City Press Wealth Index reveals that the top earner in 2016/17 took home a whopping R202 million.
A cheque for R202 million for Steinhoff CEO Markus Jooste when things were still going well, and R71 million for CFO Ben la Grange.
With this pay cheque, Jooste was, before his resignation from the beleaguered Steinhoff group, the highest paid executive of a JSE-listed company in the 2016/17 financial year, according to the City Press Wealth Index.
He was followed by Danie van der Merwe, acting CEO of Steinhoff.
Jooste’s multimillion-rand package included a salary of R36.5 million and a performance bonus of R48.2 million. The value of rights to shares exercised was R117 million in 2016/17, and was added to his earnings to reach his R202 million total.
La Grange received a salary of R14 million, a performance bonus of R22 million, and his shares in the company increased in value that financial year by R34 million, putting him in sixth place.
Economist Jeremy Dobbin, of Who Owns Whom, which compiled the City Press Wealth Index, says these amounts reflect the information on directors’ remuneration announced by listed companies.
Among the top 10 highest-paid directors are a few bankers and asset managers, mine bosses, and directors of the luxury goods company Richemont.
Richemont’s Richard Lepeu, chief executive, and Gary Saage, financial director during the 2016/17 financial year, earned R92 million and R87 million respectively, placing them in third and fourth positions.
Francois Gouws, chief executive of the financial services company PSG Konsult, is fifth on the list with R76 million in earnings in 2016/17.
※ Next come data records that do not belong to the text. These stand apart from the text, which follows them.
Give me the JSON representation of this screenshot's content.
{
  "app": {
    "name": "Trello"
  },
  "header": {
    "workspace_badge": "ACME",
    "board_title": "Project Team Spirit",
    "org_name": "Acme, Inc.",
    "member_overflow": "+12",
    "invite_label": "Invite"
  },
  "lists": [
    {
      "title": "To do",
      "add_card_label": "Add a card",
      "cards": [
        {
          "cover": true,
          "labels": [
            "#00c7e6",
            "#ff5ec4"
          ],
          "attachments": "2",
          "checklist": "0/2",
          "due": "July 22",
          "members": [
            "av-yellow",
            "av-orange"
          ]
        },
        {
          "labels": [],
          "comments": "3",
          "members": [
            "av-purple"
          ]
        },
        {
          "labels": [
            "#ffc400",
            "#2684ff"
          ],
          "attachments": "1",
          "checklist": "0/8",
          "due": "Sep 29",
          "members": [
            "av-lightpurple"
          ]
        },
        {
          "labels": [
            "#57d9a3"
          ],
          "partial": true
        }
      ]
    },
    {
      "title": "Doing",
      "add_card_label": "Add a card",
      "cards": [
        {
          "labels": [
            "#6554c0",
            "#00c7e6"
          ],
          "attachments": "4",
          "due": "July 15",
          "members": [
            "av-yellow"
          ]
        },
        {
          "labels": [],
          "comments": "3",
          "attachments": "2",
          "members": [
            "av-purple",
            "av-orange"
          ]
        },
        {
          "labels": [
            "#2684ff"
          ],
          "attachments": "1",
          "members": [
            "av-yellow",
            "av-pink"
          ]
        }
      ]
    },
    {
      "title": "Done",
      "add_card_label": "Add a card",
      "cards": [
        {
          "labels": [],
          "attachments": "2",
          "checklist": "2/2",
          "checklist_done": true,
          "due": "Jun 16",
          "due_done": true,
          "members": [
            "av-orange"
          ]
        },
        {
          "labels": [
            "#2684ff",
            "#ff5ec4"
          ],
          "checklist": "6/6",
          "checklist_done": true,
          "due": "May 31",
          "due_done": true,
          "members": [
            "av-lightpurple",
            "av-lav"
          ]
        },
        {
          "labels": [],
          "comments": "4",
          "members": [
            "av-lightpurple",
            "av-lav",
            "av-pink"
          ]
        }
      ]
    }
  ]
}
Neal Froneman, chief executive of Sibanye-Stillwater, didn’t do too badly in 2017, with his R52 million pay packet which consisted of, among other line items, a R10 million salary and a R15 million performance bonus.
Froneman is 11th on the list, followed by the former group chief executive of Shoprite, Whitey Basson, who holds the 12th position. According to the City Press Wealth Index, Basson’s earnings as nonexecutive deputy chairperson stood at R50 million in 2016/17.
MTN’s executive chairperson, Phuthuma Nhleko, was 15th on the list with a salary of R19 million, a performance bonus of R22 million and an increase in the value of his shares of R4 million, bringing his total pay packet to R46 million.
The only woman in the Top 50 corporate executive earners is Lizé Lambrechts, chief executive of insurers Santam. Her pay package for 2016/17 stood at R30 million – R5 million in salary and a R25 million performance bonus.
Towards the bottom of the list, in 40th place, is Bob van Dijk, chief executive of Naspers, who earned R29 million in 2016/17. His package from the multinational internet and media group included a R14 million salary and a performance bonus of about R13 million.
According to Naspers’s annual report, released last week, Van Dijk’s basic salary in the 2017/18 financial year stood at $1.3 million (about R17 million at this week’s currency exchange rates).
Dobbin says the methodology eliminates some prominent companies whose remuneration is not disclosed, and some prominent South Africans are therefore not on the wealth list.